抄録
Background: Parvalbumin is the major and cross-reactive allergen in fish. Sufficient amounts of IgE-reactive recombinant fish parvalbumin are needed for diagnosis and immunotherapy of fish allergy.
Methods: A DNA fragment corresponding to parvalbumin of the Pacific mackerel Scomber japonicus was synthesized and cloned into the expression vector pGEX-6p-3 to produce glutathione S-transferase (GST)-fusion parvalbumin in Escherichia coli. The GST-free recombinant parvalbumin was purified using the RediPack GST Purification Module (Amersham Pharmacia Biotech, Buckinghamshire, UK).
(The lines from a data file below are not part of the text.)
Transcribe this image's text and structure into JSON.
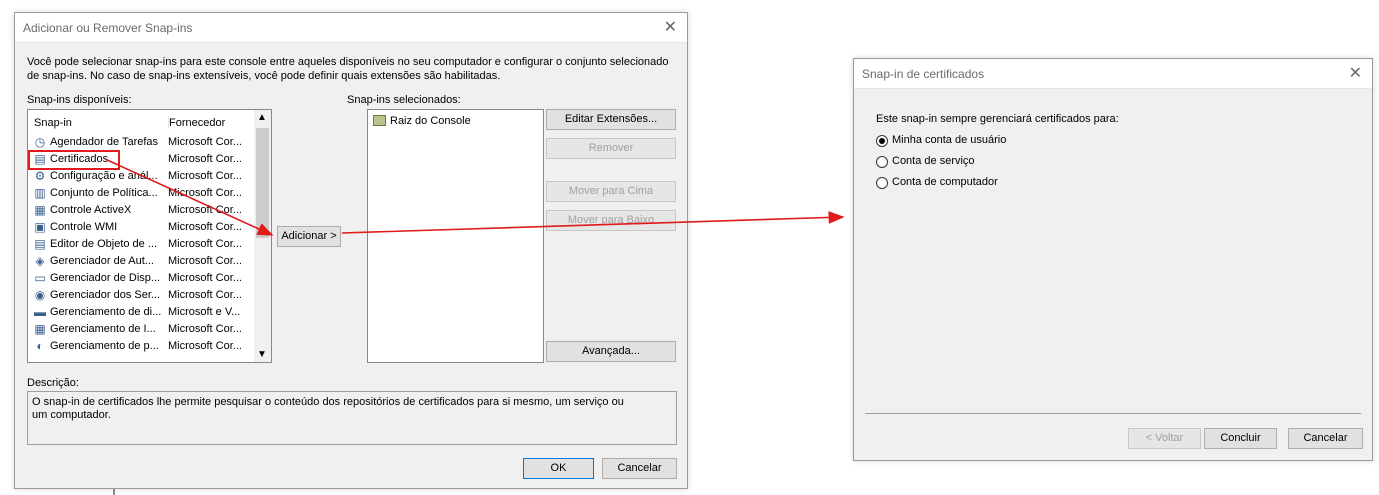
{
  "snapins_dialog": {
    "title": "Adicionar ou Remover Snap-ins",
    "intro": "Você pode selecionar snap-ins para este console entre aqueles disponíveis no seu computador e configurar o conjunto selecionado de snap-ins. No caso de snap-ins extensíveis, você pode definir quais extensões são habilitadas.",
    "available_label": "Snap-ins disponíveis:",
    "selected_label": "Snap-ins selecionados:",
    "columns": {
      "snapin": "Snap-in",
      "vendor": "Fornecedor"
    },
    "available": [
      {
        "name": "Agendador de Tarefas",
        "vendor": "Microsoft Cor...",
        "icon": "clock-icon"
      },
      {
        "name": "Certificados",
        "vendor": "Microsoft Cor...",
        "icon": "certificate-icon"
      },
      {
        "name": "Configuração e anál...",
        "vendor": "Microsoft Cor...",
        "icon": "config-icon"
      },
      {
        "name": "Conjunto de Política...",
        "vendor": "Microsoft Cor...",
        "icon": "policy-icon"
      },
      {
        "name": "Controle ActiveX",
        "vendor": "Microsoft Cor...",
        "icon": "activex-icon"
      },
      {
        "name": "Controle WMI",
        "vendor": "Microsoft Cor...",
        "icon": "wmi-icon"
      },
      {
        "name": "Editor de Objeto de ...",
        "vendor": "Microsoft Cor...",
        "icon": "document-icon"
      },
      {
        "name": "Gerenciador de Aut...",
        "vendor": "Microsoft Cor...",
        "icon": "auth-icon"
      },
      {
        "name": "Gerenciador de Disp...",
        "vendor": "Microsoft Cor...",
        "icon": "device-icon"
      },
      {
        "name": "Gerenciador dos Ser...",
        "vendor": "Microsoft Cor...",
        "icon": "server-icon"
      },
      {
        "name": "Gerenciamento de di...",
        "vendor": "Microsoft e V...",
        "icon": "disk-icon"
      },
      {
        "name": "Gerenciamento de I...",
        "vendor": "Microsoft Cor...",
        "icon": "printer-icon"
      },
      {
        "name": "Gerenciamento de p...",
        "vendor": "Microsoft Cor...",
        "icon": "policy-mgmt-icon"
      }
    ],
    "selected": [
      {
        "name": "Raiz do Console",
        "icon": "folder-icon"
      }
    ],
    "add_button": "Adicionar >",
    "edit_extensions": "Editar Extensões...",
    "remove": "Remover",
    "move_up": "Mover para Cima",
    "move_down": "Mover para Baixo",
    "advanced": "Avançada...",
    "description_label": "Descrição:",
    "description": "O snap-in de certificados lhe permite pesquisar o conteúdo dos repositórios de certificados para si mesmo, um serviço ou um computador.",
    "ok": "OK",
    "cancel": "Cancelar"
  },
  "cert_dialog": {
    "title": "Snap-in de certificados",
    "prompt": "Este snap-in sempre gerenciará certificados para:",
    "options": [
      {
        "label": "Minha conta de usuário",
        "selected": true
      },
      {
        "label": "Conta de serviço",
        "selected": false
      },
      {
        "label": "Conta de computador",
        "selected": false
      }
    ],
    "back": "< Voltar",
    "finish": "Concluir",
    "cancel": "Cancelar"
  },
  "colors": {
    "annotation": "#e01b1b",
    "accent": "#0078d7"
  }
}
Parvalbumins of seven species of fish (Japanese eel, horse mackerel, red sea bream, Pacific mackerel, skipjack, bigeye tuna and Japanese flounder) were purified by gel filtration and reverse-phase HPLC. The IgE-binding capacity was examined by ELISA and antigenic cross-reactivity by inhibition ELISA.
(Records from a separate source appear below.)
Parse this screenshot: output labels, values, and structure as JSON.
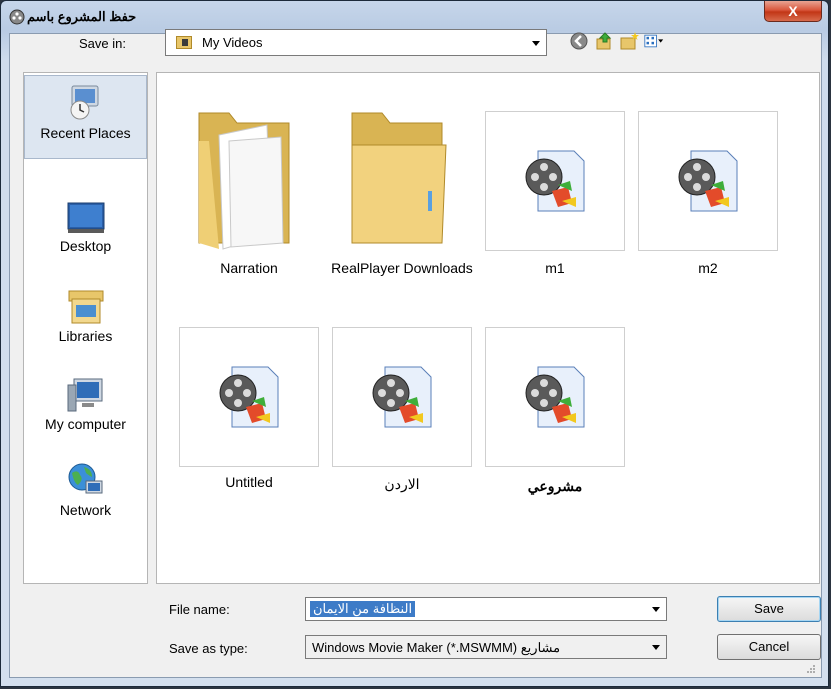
{
  "window": {
    "title": "حفظ المشروع باسم",
    "close_label": "X"
  },
  "toolbar": {
    "save_in_label": "Save in:",
    "save_in_value": "My Videos"
  },
  "places": [
    {
      "label": "Recent Places"
    },
    {
      "label": "Desktop"
    },
    {
      "label": "Libraries"
    },
    {
      "label": "My computer"
    },
    {
      "label": "Network"
    }
  ],
  "files": [
    {
      "name": "Narration",
      "kind": "folder"
    },
    {
      "name": "RealPlayer Downloads",
      "kind": "folder"
    },
    {
      "name": "m1",
      "kind": "movie-project"
    },
    {
      "name": "m2",
      "kind": "movie-project"
    },
    {
      "name": "Untitled",
      "kind": "movie-project"
    },
    {
      "name": "الاردن",
      "kind": "movie-project"
    },
    {
      "name": "مشروعي",
      "kind": "movie-project"
    }
  ],
  "form": {
    "file_name_label": "File name:",
    "file_name_value": "النظافة من الايمان",
    "save_as_type_label": "Save as type:",
    "save_as_type_value": "Windows Movie Maker (*.MSWMM) مشاريع"
  },
  "buttons": {
    "save": "Save",
    "cancel": "Cancel"
  },
  "colors": {
    "selection": "#3d7bc7",
    "folder": "#e8c66a",
    "close": "#c23616"
  }
}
Results: The GST-free recombinant Pacific mackerel parvalbumin was obtained in an electrophoretically pure state. Data from ELISA and inhibition ELISA revealed that the recombinant parvalbumin contains most of the IgE-binding epitopes of the natural counterpart. In addition, the recombinant parvalbumin inhibited the IgE reactivities of the pooled patient serum to parvalbumins purified from six species of fish in almost the same magnitude as the natural Pacific mackerel parvalbumin.
Conclusions: Because the recombinant Pacific mackerel parvalbumin bearing the IgE-binding capacity of the natural counterpart is cross-reactive with various fish parvalbumins, it can be a useful tool for the diagnosis and immunotherapy of fish allergy.